In the pathophysiology of APHTG, a first hypothesis is proposed: the increase in free fatty acids due to the reduced activity of LPL, causing direct damage to the pancreatic tissue. Under normal conditions, these fatty acids are not toxic when bound to albumin or hydrolyzed by LPL. However, in APHTG, the albumin’s capacity for transport is exceeded, which increases toxicity, leading to enzymatic degradation of the pancreas by endothelial lipase and lysolecithin in the acinar tissue, resulting in hemorrhages. Cellular injury leads to an increase in intracellular calcium levels and inhibition of mitochondrial complexes I and V, promoting necrosis and inflammation9.
A second hypothesis suggests that chylomicrons obstruct the distal circulation of the pancreas, causing ischemia, which exposes the tissue to pancreatic lipase and triggers the inflammatory cascade4,6,7. Additionally, all these conditions lead to the activation of trypsinogen, a precursor to trypsin, which damages pancreatic acinar cells and ultimately promotes the development of pancreatitis3.

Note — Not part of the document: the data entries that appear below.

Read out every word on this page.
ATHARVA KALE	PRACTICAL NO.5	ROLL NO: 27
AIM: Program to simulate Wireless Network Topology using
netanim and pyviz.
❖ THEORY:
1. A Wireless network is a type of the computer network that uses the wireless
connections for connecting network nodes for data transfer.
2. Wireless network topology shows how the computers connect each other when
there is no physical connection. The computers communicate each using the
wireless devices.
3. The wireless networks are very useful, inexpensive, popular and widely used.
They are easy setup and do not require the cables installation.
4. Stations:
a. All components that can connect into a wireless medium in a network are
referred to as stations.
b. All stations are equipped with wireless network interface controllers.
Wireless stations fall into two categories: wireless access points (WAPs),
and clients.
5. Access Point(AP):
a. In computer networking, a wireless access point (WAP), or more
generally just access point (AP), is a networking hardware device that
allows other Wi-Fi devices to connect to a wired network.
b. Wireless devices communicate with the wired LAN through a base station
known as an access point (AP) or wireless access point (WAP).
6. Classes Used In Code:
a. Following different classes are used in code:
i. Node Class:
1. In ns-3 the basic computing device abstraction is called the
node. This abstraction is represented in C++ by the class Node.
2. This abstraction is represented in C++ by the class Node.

Recent studies have identified a third mechanism related to a genetic decrease in LPL, typically of an autosomal recessive nature. Mendelian randomization analyses have shown that variants of LPL, such as APOA5, APOC3, ANGPTL3, and ANGPTL4, are associated with elevated serum triglycerides and an increased risk of pancreatitis9.

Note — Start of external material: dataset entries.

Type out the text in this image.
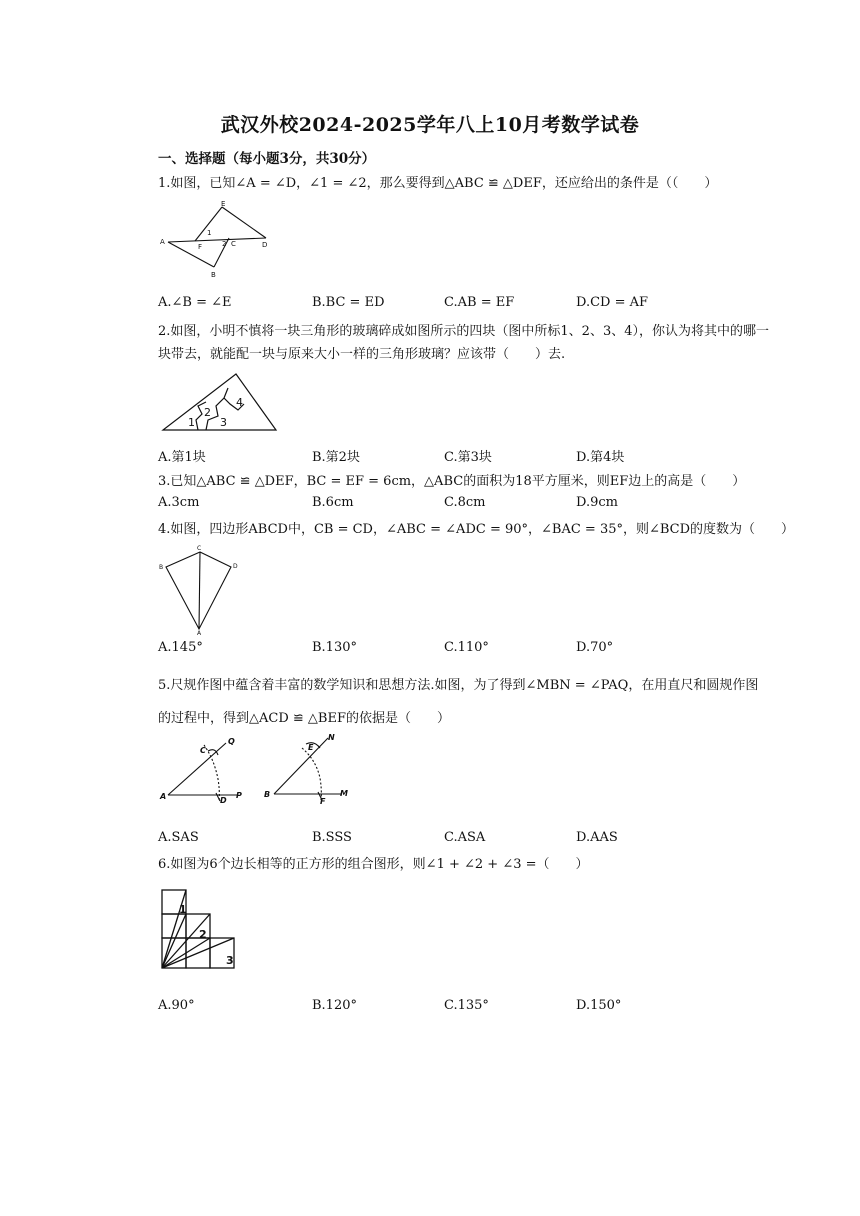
武汉外校2024-2025学年八上10月考数学试卷
一、选择题（每小题3分，共30分）
1.如图，已知∠A = ∠D，∠1 = ∠2，那么要得到△ABC ≌ △DEF，还应给出的条件是（（　　）
E
A
F
1
2 C	D
B
A.∠B = ∠E	B.BC = ED	C.AB = EF	D.CD = AF
2.如图，小明不慎将一块三角形的玻璃碎成如图所示的四块（图中所标1、2、3、4），你认为将其中的哪一
块带去，就能配一块与原来大小一样的三角形玻璃？应该带（　　）去.
1
2
3
4
A.第1块	B.第2块	C.第3块	D.第4块
3.已知△ABC ≌ △DEF，BC = EF = 6cm，△ABC的面积为18平方厘米，则EF边上的高是（　　）
A.3cm	B.6cm	C.8cm	D.9cm
4.如图，四边形ABCD中，CB = CD，∠ABC = ∠ADC = 90°，∠BAC = 35°，则∠BCD的度数为（　　）
C
B	D
A
A.145°	B.130°	C.110°	D.70°
5.尺规作图中蕴含着丰富的数学知识和思想方法.如图，为了得到∠MBN = ∠PAQ，在用直尺和圆规作图
的过程中，得到△ACD ≌ △BEF的依据是（　　）
C
Q
A	D
P
E
N
B
F
M
A.SAS	B.SSS	C.ASA	D.AAS
6.如图为6个边长相等的正方形的组合图形，则∠1 + ∠2 + ∠3 =（　　）
1
2
3
A.90°	B.120°	C.135°	D.150°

The clinical manifestations of APHTG are similar to those of any other etiology of acute pancreatitis, including abdominal pain, nausea, and vomiting. However, the suspicion that the cause is hypertriglyceridemic is supported by the presence of the previously described risk factors11.
The diagnosis of APHTG is made following the same criteria used for other forms of acute pancreatitis. This involves identifying at least two of the following three factors: the presence of characteristic abdominal pain, elevation of pancreatic enzymes to more than three times the upper limit of normal (ULN), and radiologic evidence confirming pancreatitis. In the initial approach to pancreatitis, the use of contrast-enhanced computed tomography is indicated only in particular cases; therefore, it was not performed in this case (Table 3)12. It is important to note that in approximately 50% of patients with APHTG, serum or urinary amylase levels at the time of diagnosis may be low or normal. This is due to interference with colorimetric reading7,9. Therefore, amylase levels are not useful to confirm or rule out the diagnosis of APHTG5,6,13,14.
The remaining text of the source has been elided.